Desde que Donald Trump, el hombre del ridículo copete, anunció su intención de lanzarse para competir por la candidatura presidencial por el partido republicano de los EEUU, muchos miembros del establecimiento político no lo tomaron en serio. Después de todo, en el pasado había amenazado hacerlo, en nombre de los distintos partidos a los que perteneció, en su inestable pasado político. Al final, siempre desistía. Pero esta vez, parece que va en serio.
Ya hizo su lanzamiento, tratando de generar el máximo ruido. Y la verdad es que, con su lenguaje brutal y racista, causó un gran escándalo y copó los titulares en todos los medios.
Los efectos de sus acusaciones, en el sentido de que México envía su peor gente a los EEUU, que “traen droga, traen crimen y son violadores”, resultaron en cierta manera sorpresivos:
En primer lugar, por la reacción unánime de los hispanos en este país, de origen mexicano o no. Como prueba de la importancia creciente de este grupo, grandes empresas asociadas con el billonario bufón denunciaron sus insultos y cortaron sus relaciones comerciales. Por supuesto, se vendrán numerosas demandas por incumplimiento de contratos.

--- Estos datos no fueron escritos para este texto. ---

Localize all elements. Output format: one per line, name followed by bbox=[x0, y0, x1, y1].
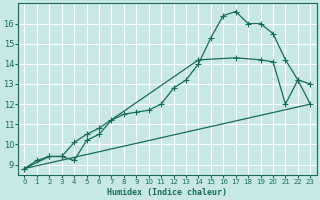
X-axis label: Humidex (Indice chaleur): Humidex (Indice chaleur) bbox=[108, 188, 228, 197]
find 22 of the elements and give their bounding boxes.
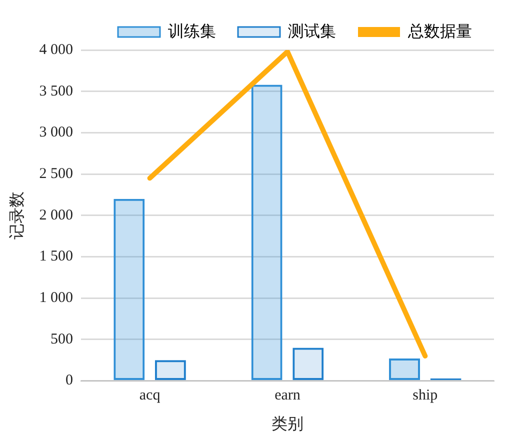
y-tick-label: 3 500 xyxy=(39,83,73,100)
legend-label: 测试集 xyxy=(288,22,336,40)
y-tick-label: 4 000 xyxy=(39,42,73,58)
legend-label: 训练集 xyxy=(168,22,216,40)
y-tick-label: 0 xyxy=(65,372,73,389)
y-axis-title: 记录数 xyxy=(8,191,26,240)
legend-label: 总数据量 xyxy=(407,22,472,40)
x-tick-label: ship xyxy=(412,388,438,404)
y-tick-label: 3 000 xyxy=(39,124,73,141)
bar xyxy=(292,348,324,380)
y-tick-label: 500 xyxy=(50,331,73,348)
y-tick-label: 1 500 xyxy=(39,248,73,265)
bar xyxy=(114,198,145,380)
x-tick-label: earn xyxy=(274,388,301,404)
x-axis-title: 类别 xyxy=(271,414,304,433)
y-tick-label: 2 000 xyxy=(39,207,73,224)
bar xyxy=(389,358,420,380)
x-tick-label: acq xyxy=(139,388,161,404)
y-tick-label: 2 500 xyxy=(39,166,73,182)
y-tick-label: 1 000 xyxy=(39,290,73,306)
bar xyxy=(251,84,282,380)
bar xyxy=(154,360,186,380)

A pesar de que las directivas republicanas, y la mayor parte de los demás precandidatos, han tratado de distanciarse de él, para algunos, la segunda sorpresa es la de que sus ataques contra los inmigrantes mexicanos tuvieron eco en sectores blancos de la clase trabajadora y de pequeñas comunidades rurales. De acuerdo con una encuesta publicada esta semana, Trump escaló al primer puesto dentro de las preferencias de los posibles votantes de ese partido, con varios puntos por encima de Jeb Bush y de los otros trece precandidatos.
La reacción de las empresas que rompieron sus asociaciones, debió ser una sorpresa para Trump. Entre sus cálculos parecían no estar los millonarios costos económicos. La segunda reacción, al contrario, no debió sorprenderlo. Sus declaraciones fueron calculadas y basadas en encuestas. Se alinearon con los resentimientos de sectores de la población blanca, que se sienten alienados por los grandes flujos de migrantes latinos, quienes les compiten por servicios sociales y contribuyen a frenar los aumentos de los salarios. No fueron, entonces, el resultado de una explosión, fruto de su ya demostrado racismo. Cuando Barack Obama fue elegido Presidente, Trump calificó su elección de ilegítima, por considerar que había nacido en Kenia, como su padre. A pesar de que la Casa Blanca publicó la partida de nacimiento en la que se demuestra que Obama nació en Hawai, Trump continuó diciendo que el presidente mentía y que no tenía derecho a ser el jefe del estado. En su mente, como en la de otros que jamás se resignaron con
la elección del primer presidente negro en este país, la legitimidad está vinculada con el poder de los blancos. El ataque de Trump contra los migrantes es otra señal de su doble moral. Los hispanos le sirven para trabajar en sus empresas y para construir sus grandes hoteles y casinos, con salarios bajos. A raíz del escándalo por sus declaraciones, algunos acuciosos periodistas investigaron las nacionalidades de los obreros que trabajan en la remodelación del viejo edificio postal en el centro de Washington, que se convertirá en otro lujoso hotel de la cadena Trump. Por supuesto, hay muchísimos hispanos, algunos residentes legales y otros indocumentados.
La candidatura de Trump representa un serio peligro para las aspiraciones de los republicanos de regresar a la presidencia. Nadie podrá ganar las elecciones si no cuenta con un apoyo significativo entre los ciudadanos de origen hispano. Mitt Romney perdió, a pesar de haber obtenido el 58 por ciento del voto de los blancos. Como el número de ciudadanos hispanos sigue aumentando, el exabrupto de Trump debilita los esfuerzos de otros candidatos republicanos para atraer los latinos, y las posibilidades de ese partido de ganar la presidencia.